Reminder: Employers Face New Jan. 31 W-2 Filing Deadline; Some Refunds
Delayed Until Feb. 15


       Oct. 28, 2016

        WASHINGTON — The Internal Revenue Service today reminded employers and small businesses of a
new Jan. 31 filing deadline for Forms W-2. The IRS must also hold some refunds until Feb. 15.

        A new federal law, aimed at making it easier for the IRS to detect and prevent refund fraud, will accelerate
the W-2 filing deadline for employers to Jan. 31. For similar reasons, the new law also requires the IRS to hold
refunds involving two key refundable tax credits until at least Feb. 15. Here are details on each of these key
dates.

New Jan. 31 Deadline for Employers

       The Protecting Americans from Tax Hikes (PATH) Act, enacted last December, includes a new requirement
for employers. They are now required to file their copies of Form W-2, submitted to the Social Security
Administration, by Jan. 31. The new Jan. 31 filing deadline also applies to certain Forms 1099-MISC reporting
non-employee compensation such as payments to independent contractors.

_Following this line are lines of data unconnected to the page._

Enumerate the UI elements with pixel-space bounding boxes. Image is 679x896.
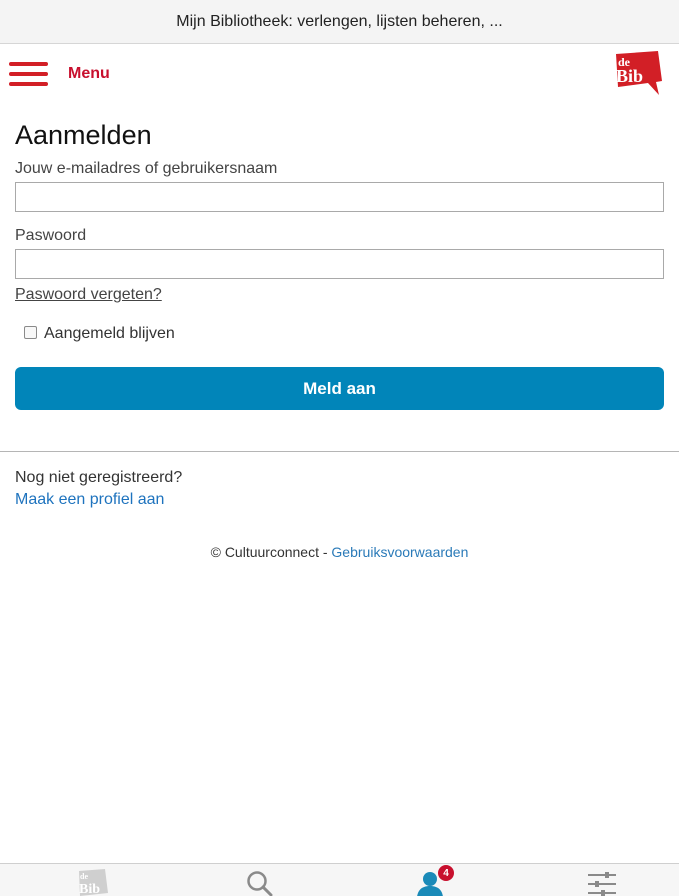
tab-search[interactable] xyxy=(170,864,340,896)
tab-settings[interactable] xyxy=(510,864,679,896)
forgot-password-link[interactable]: Paswoord vergeten? xyxy=(15,286,162,304)
tab-account[interactable] xyxy=(340,864,510,896)
password-input[interactable] xyxy=(15,249,664,279)
login-button[interactable]: Meld aan xyxy=(15,367,664,410)
top-bar-title: Mijn Bibliotheek: verlengen, lijsten beh… xyxy=(176,12,503,30)
tab-home[interactable]: de Bib xyxy=(0,864,170,896)
page-title: Aanmelden xyxy=(15,120,152,150)
register-prompt: Nog niet geregistreerd? xyxy=(15,469,183,486)
menu-button[interactable]: Menu xyxy=(68,65,110,83)
search-icon xyxy=(247,871,273,896)
svg-text:Bib: Bib xyxy=(79,882,100,896)
username-input[interactable] xyxy=(15,182,664,212)
notification-badge: 4 xyxy=(438,865,454,881)
site-header: Menu de Bib xyxy=(0,45,679,107)
terms-link[interactable]: Gebruiksvoorwaarden xyxy=(331,544,468,560)
svg-text:de: de xyxy=(80,872,88,881)
password-label: Paswoord xyxy=(15,227,87,244)
debib-logo[interactable]: de Bib xyxy=(612,51,664,101)
top-bar: Mijn Bibliotheek: verlengen, lijsten beh… xyxy=(0,0,679,44)
username-label: Jouw e-mailadres of gebruikersnaam xyxy=(15,160,278,177)
svg-text:Bib: Bib xyxy=(616,66,643,86)
copyright-text: © Cultuurconnect - xyxy=(210,544,332,560)
hamburger-menu-icon[interactable] xyxy=(9,61,49,91)
create-profile-link[interactable]: Maak een profiel aan xyxy=(15,491,164,509)
remember-me-label[interactable]: Aangemeld blijven xyxy=(44,325,175,343)
remember-me-checkbox[interactable] xyxy=(24,326,37,339)
bib-logo-icon: de Bib xyxy=(79,869,108,896)
divider xyxy=(0,451,679,452)
sliders-icon xyxy=(588,872,616,896)
footer: © Cultuurconnect - Gebruiksvoorwaarden xyxy=(0,544,679,560)
bottom-tab-bar: de Bib xyxy=(0,863,679,896)
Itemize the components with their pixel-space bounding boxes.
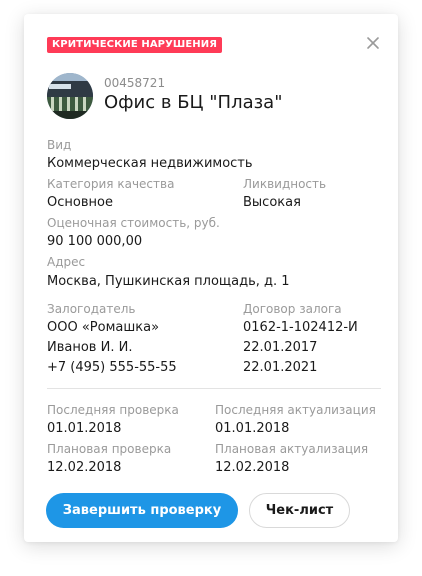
- pledger-label: Залогодатель: [47, 302, 136, 316]
- planned-update-value: 12.02.2018: [215, 460, 290, 475]
- complete-check-button[interactable]: Завершить проверку: [46, 493, 238, 528]
- planned-check-value: 12.02.2018: [47, 460, 122, 475]
- checklist-button[interactable]: Чек-лист: [249, 493, 350, 528]
- last-update-label: Последняя актуализация: [215, 403, 376, 417]
- liquidity-value: Высокая: [243, 195, 301, 210]
- quality-label: Категория качества: [47, 177, 175, 191]
- critical-violations-badge: КРИТИЧЕСКИЕ НАРУШЕНИЯ: [47, 37, 223, 53]
- last-check-value: 01.01.2018: [47, 421, 122, 436]
- divider: [47, 388, 381, 389]
- contract-date-start: 22.01.2017: [243, 340, 318, 355]
- pledger-company: ООО «Ромашка»: [47, 320, 160, 335]
- object-card: КРИТИЧЕСКИЕ НАРУШЕНИЯ 00458721 Офис в БЦ…: [24, 14, 398, 542]
- last-update-value: 01.01.2018: [215, 421, 290, 436]
- planned-check-label: Плановая проверка: [47, 442, 172, 456]
- object-photo: [47, 73, 93, 119]
- address-label: Адрес: [47, 255, 86, 269]
- type-value: Коммерческая недвижимость: [47, 156, 253, 171]
- contract-date-end: 22.01.2021: [243, 360, 318, 375]
- pledger-phone: +7 (495) 555-55-55: [47, 360, 177, 375]
- type-label: Вид: [47, 138, 72, 152]
- close-icon[interactable]: [364, 34, 382, 52]
- address-value: Москва, Пушкинская площадь, д. 1: [47, 274, 290, 289]
- planned-update-label: Плановая актуализация: [215, 442, 369, 456]
- pledger-person: Иванов И. И.: [47, 340, 133, 355]
- estimate-value: 90 100 000,00: [47, 234, 143, 249]
- quality-value: Основное: [47, 195, 113, 210]
- last-check-label: Последняя проверка: [47, 403, 179, 417]
- object-title: Офис в БЦ "Плаза": [104, 92, 283, 113]
- estimate-label: Оценочная стоимость, руб.: [47, 216, 220, 230]
- contract-label: Договор залога: [243, 302, 342, 316]
- liquidity-label: Ликвидность: [243, 177, 327, 191]
- contract-number: 0162-1-102412-И: [243, 320, 358, 335]
- object-id: 00458721: [104, 76, 166, 90]
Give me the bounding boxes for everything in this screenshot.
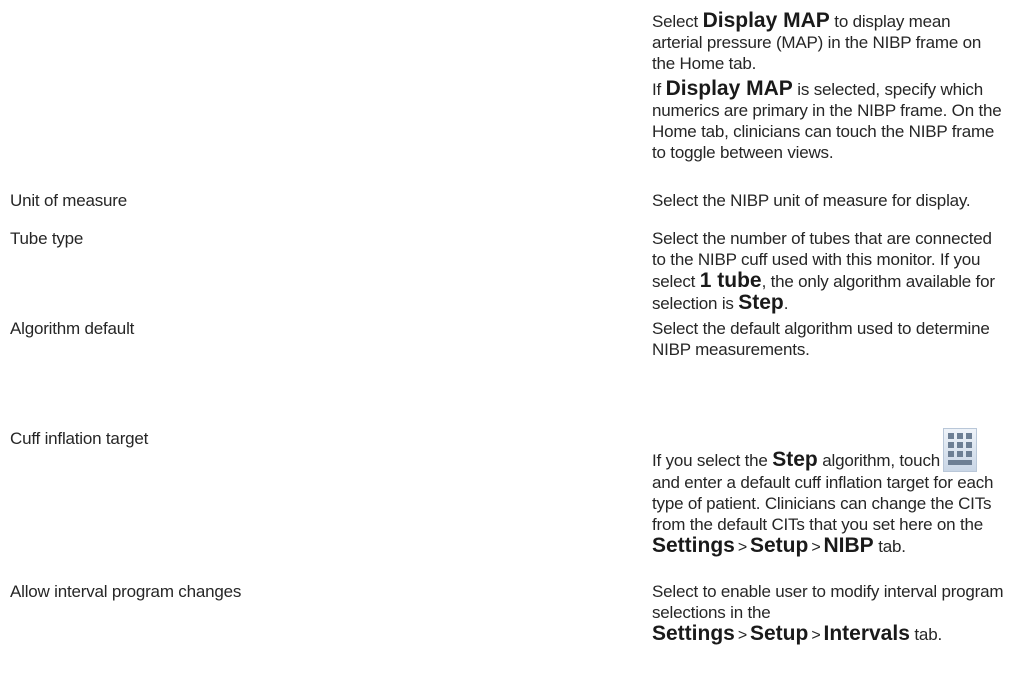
row-label-algorithm-default: Algorithm default bbox=[10, 319, 135, 338]
display-map-numerics-description: If Display MAP is selected, specify whic… bbox=[652, 78, 1004, 163]
emphasis: Settings bbox=[652, 534, 735, 557]
emphasis: Display MAP bbox=[702, 9, 830, 32]
keypad-icon bbox=[943, 428, 977, 472]
row-desc-unit-of-measure: Select the NIBP unit of measure for disp… bbox=[652, 191, 971, 210]
text: If bbox=[652, 80, 666, 99]
text: . bbox=[783, 294, 789, 313]
row-label-unit-of-measure: Unit of measure bbox=[10, 191, 127, 210]
emphasis: Step bbox=[772, 448, 818, 471]
row-desc-cuff-inflation-target: If you select the Step algorithm, touch … bbox=[652, 428, 1004, 558]
separator: > bbox=[811, 539, 821, 556]
emphasis: Step bbox=[738, 291, 784, 314]
row-desc-tube-type: Select the number of tubes that are conn… bbox=[652, 228, 1004, 314]
emphasis: Setup bbox=[750, 534, 809, 557]
separator: > bbox=[811, 627, 821, 644]
text: and enter a default cuff inflation targe… bbox=[652, 473, 994, 534]
emphasis: Settings bbox=[652, 622, 735, 645]
text: If you select the bbox=[652, 451, 773, 470]
emphasis: Display MAP bbox=[665, 77, 793, 100]
text: tab. bbox=[873, 537, 906, 556]
text: Select bbox=[652, 12, 703, 31]
text: Select to enable user to modify interval… bbox=[652, 582, 1004, 622]
row-desc-algorithm-default: Select the default algorithm used to det… bbox=[652, 319, 990, 359]
emphasis: 1 tube bbox=[699, 269, 762, 292]
emphasis: Intervals bbox=[823, 622, 910, 645]
row-label-cuff-inflation-target: Cuff inflation target bbox=[10, 429, 149, 448]
document-page: Select Display MAP to display mean arter… bbox=[0, 0, 1010, 679]
separator: > bbox=[737, 539, 747, 556]
keypad-icon-graphic bbox=[948, 433, 972, 465]
text: algorithm, touch bbox=[817, 451, 940, 470]
separator: > bbox=[737, 627, 747, 644]
row-label-tube-type: Tube type bbox=[10, 229, 84, 248]
row-label-allow-interval-program-changes: Allow interval program changes bbox=[10, 582, 242, 601]
emphasis: Setup bbox=[750, 622, 809, 645]
text: tab. bbox=[909, 625, 942, 644]
row-desc-allow-interval-program-changes: Select to enable user to modify interval… bbox=[652, 581, 1004, 646]
display-map-description: Select Display MAP to display mean arter… bbox=[652, 10, 1004, 74]
emphasis: NIBP bbox=[823, 534, 874, 557]
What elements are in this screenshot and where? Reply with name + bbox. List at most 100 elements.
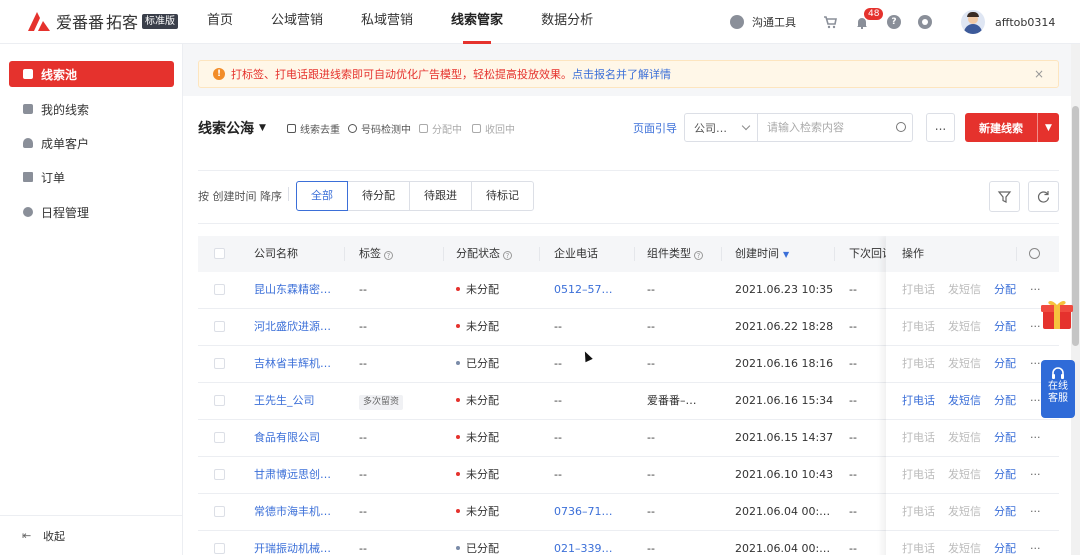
column-divider	[721, 247, 735, 261]
refresh-button[interactable]	[1028, 181, 1059, 212]
notice-link[interactable]: 点击报名并了解详情	[572, 66, 671, 82]
gift-promo-button[interactable]	[1038, 295, 1076, 333]
tag-cell: --	[359, 531, 367, 555]
sort-desc-icon[interactable]: ▼	[783, 250, 789, 259]
sms-button[interactable]: 发短信	[948, 383, 981, 419]
sidebar-item-orders[interactable]: 订单	[9, 164, 174, 190]
assign-button[interactable]: 分配	[994, 272, 1016, 308]
select-all-checkbox[interactable]	[214, 248, 225, 259]
search-icon[interactable]	[896, 122, 906, 132]
more-button[interactable]: ...	[926, 113, 955, 142]
row-checkbox[interactable]	[214, 358, 225, 369]
nav-tab[interactable]: 线索管家	[451, 0, 503, 44]
row-checkbox[interactable]	[214, 432, 225, 443]
tag-empty: --	[359, 468, 367, 481]
nav-tab[interactable]: 公域营销	[271, 0, 323, 44]
assign-button[interactable]: 分配	[994, 309, 1016, 345]
row-checkbox[interactable]	[214, 469, 225, 480]
assign-button[interactable]: 分配	[994, 494, 1016, 530]
column-header-tag[interactable]: 标签?	[359, 236, 393, 272]
brand-logo[interactable]: 爱番番 拓客 标准版	[26, 9, 179, 33]
comm-tool-button[interactable]: 沟通工具	[730, 0, 796, 44]
pool-title-dropdown[interactable]: 线索公海 ▼	[198, 118, 266, 138]
sidebar-item-customers[interactable]: 成单客户	[9, 130, 174, 156]
settings-button[interactable]	[918, 0, 932, 44]
phone-cell[interactable]: 0736–71…	[554, 494, 613, 530]
filter-tab[interactable]: 待跟进	[409, 181, 472, 211]
notification-button[interactable]: 48	[856, 0, 884, 44]
more-actions-button[interactable]: ···	[1030, 346, 1041, 382]
filter-tab[interactable]: 待标记	[471, 181, 534, 211]
nav-tab[interactable]: 首页	[207, 0, 233, 44]
help-icon[interactable]: ?	[503, 251, 512, 260]
sidebar-item-lead-pool[interactable]: 线索池	[9, 61, 174, 87]
row-checkbox[interactable]	[214, 543, 225, 554]
column-header-phone[interactable]: 企业电话	[554, 236, 598, 272]
gift-icon	[1041, 300, 1073, 329]
sidebar-collapse-button[interactable]: ⇤ 收起	[0, 515, 183, 555]
assign-button[interactable]: 分配	[994, 383, 1016, 419]
column-header-component[interactable]: 组件类型?	[647, 236, 703, 272]
assign-button[interactable]: 分配	[994, 531, 1016, 555]
document-icon	[23, 172, 33, 182]
more-actions-button[interactable]: ···	[1030, 457, 1041, 493]
nav-tab[interactable]: 数据分析	[541, 0, 593, 44]
company-name-link[interactable]: 河北盛欣进源…	[254, 309, 331, 345]
column-header-label: 创建时间	[735, 247, 779, 260]
more-actions-button[interactable]: ···	[1030, 494, 1041, 530]
row-checkbox[interactable]	[214, 321, 225, 332]
phone-check-button[interactable]: 号码检测中	[348, 121, 411, 136]
company-name-link[interactable]: 常德市海丰机…	[254, 494, 331, 530]
column-header-created[interactable]: 创建时间 ▼	[735, 236, 789, 272]
assign-button[interactable]: 分配	[994, 457, 1016, 493]
filter-button[interactable]	[989, 181, 1020, 212]
user-menu[interactable]: afftob0314	[961, 0, 1055, 44]
column-settings-icon[interactable]	[1029, 248, 1040, 259]
more-actions-button[interactable]: ···	[1030, 383, 1041, 419]
online-service-button[interactable]: 在线 客服	[1041, 360, 1075, 418]
phone-cell[interactable]: 0512–57…	[554, 272, 613, 308]
row-checkbox[interactable]	[214, 284, 225, 295]
filter-tab[interactable]: 待分配	[347, 181, 410, 211]
row-checkbox[interactable]	[214, 506, 225, 517]
close-icon[interactable]: ×	[1034, 67, 1044, 81]
company-name-link[interactable]: 开瑞振动机械…	[254, 531, 331, 555]
more-actions-button[interactable]: ···	[1030, 531, 1041, 555]
next-visit-cell: --	[849, 283, 857, 296]
nav-tab[interactable]: 私域营销	[361, 0, 413, 44]
search-input[interactable]	[758, 114, 912, 141]
column-header-label: 标签	[359, 247, 381, 260]
page-guide-link[interactable]: 页面引导	[633, 120, 677, 136]
product-name: 拓客	[106, 13, 139, 32]
warning-icon: !	[213, 68, 225, 80]
more-actions-button[interactable]: ···	[1030, 420, 1041, 456]
column-header-company[interactable]: 公司名称	[254, 236, 298, 272]
company-name-link[interactable]: 食品有限公司	[254, 420, 320, 456]
company-name-link[interactable]: 甘肃博远思创…	[254, 457, 331, 493]
column-divider	[539, 247, 553, 261]
help-icon[interactable]: ?	[694, 251, 703, 260]
assign-button[interactable]: 分配	[994, 346, 1016, 382]
company-name-link[interactable]: 王先生_公司	[254, 383, 315, 419]
search-type-select[interactable]: 公司…	[685, 114, 758, 141]
company-name-link[interactable]: 吉林省丰辉机…	[254, 346, 331, 382]
filter-tab[interactable]: 全部	[296, 181, 348, 211]
phone-cell[interactable]: 021–339…	[554, 531, 613, 555]
row-checkbox[interactable]	[214, 395, 225, 406]
help-icon[interactable]: ?	[384, 251, 393, 260]
cart-button[interactable]	[823, 0, 837, 44]
column-header-status[interactable]: 分配状态?	[456, 236, 512, 272]
call-button[interactable]: 打电话	[902, 383, 935, 419]
chat-icon	[730, 15, 744, 29]
sidebar-item-schedule[interactable]: 日程管理	[9, 199, 174, 225]
assign-button[interactable]: 分配	[994, 420, 1016, 456]
created-time-cell: 2021.06.23 10:35	[735, 283, 834, 296]
chevron-down-icon[interactable]: ▼	[1038, 123, 1059, 133]
dedupe-button[interactable]: 线索去重	[287, 121, 340, 136]
sidebar-item-my-leads[interactable]: 我的线索	[9, 96, 174, 122]
phone-cell: --	[554, 357, 562, 370]
new-lead-button[interactable]: 新建线索 ▼	[965, 113, 1059, 142]
sort-label[interactable]: 按 创建时间 降序	[198, 188, 282, 204]
help-button[interactable]: ?	[887, 0, 901, 44]
company-name-link[interactable]: 昆山东霖精密…	[254, 272, 331, 308]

       In the past, employers typically had until the end of February, if filing on paper, or the end of March, if
filing electronically, to submit their copies of these forms. In addition, there are changes in requesting an
extension to file the Form W-2. Only one 30-day extension to file Form W-2 is available and this extension is not
automatic. If an extension is necessary, a Form 8809 Application for Extension of Time to File Information
Returns must be completed as soon as you know an extension is necessary, but by January 31. Please
carefully review the instructions for Form 8809, for more information.

       "As tax season approaches, the IRS wants to be sure employers, especially smaller businesses, are aware
of these new deadlines," said IRS Commissioner John Koskinen. "We are working with the payroll community
and other partners to share this information widely."

       The new accelerated deadline will help the IRS improve its efforts to spot errors on returns filed by
taxpayers. Having these W-2s and 1099s earlier will make it easier for the IRS to verify the legitimacy of tax
returns and properly issue refunds to taxpayers eligible to receive them. In many instances, this will enable the
IRS to release tax refunds more quickly than in the past.

       The Jan. 31 deadline has long applied to employers furnishing copies of these forms to their employees
and that date remains unchanged.

Some Refunds Delayed Until at Least Feb. 15


       Due to the PATH Act change, some people will get their refunds a little later. The new law requires the IRS
to hold the refund for any tax return claiming either the Earned Income Tax Credit (EITC) or Additional Child
Tax Credit (ACTC) until Feb. 15. By law, the IRS must hold the entire refund, not just the portion related to the
EITC or ACTC.

       Even with this change, taxpayers should file their returns as they normally do. Whether or not claiming the
EITC or ACTC, the IRS cautions taxpayers not to count on getting a refund by a certain date, especially when
making major purchases or paying other financial obligations. Though the IRS issues more than nine out 10
refunds in less than 21 days, some returns are held for further review.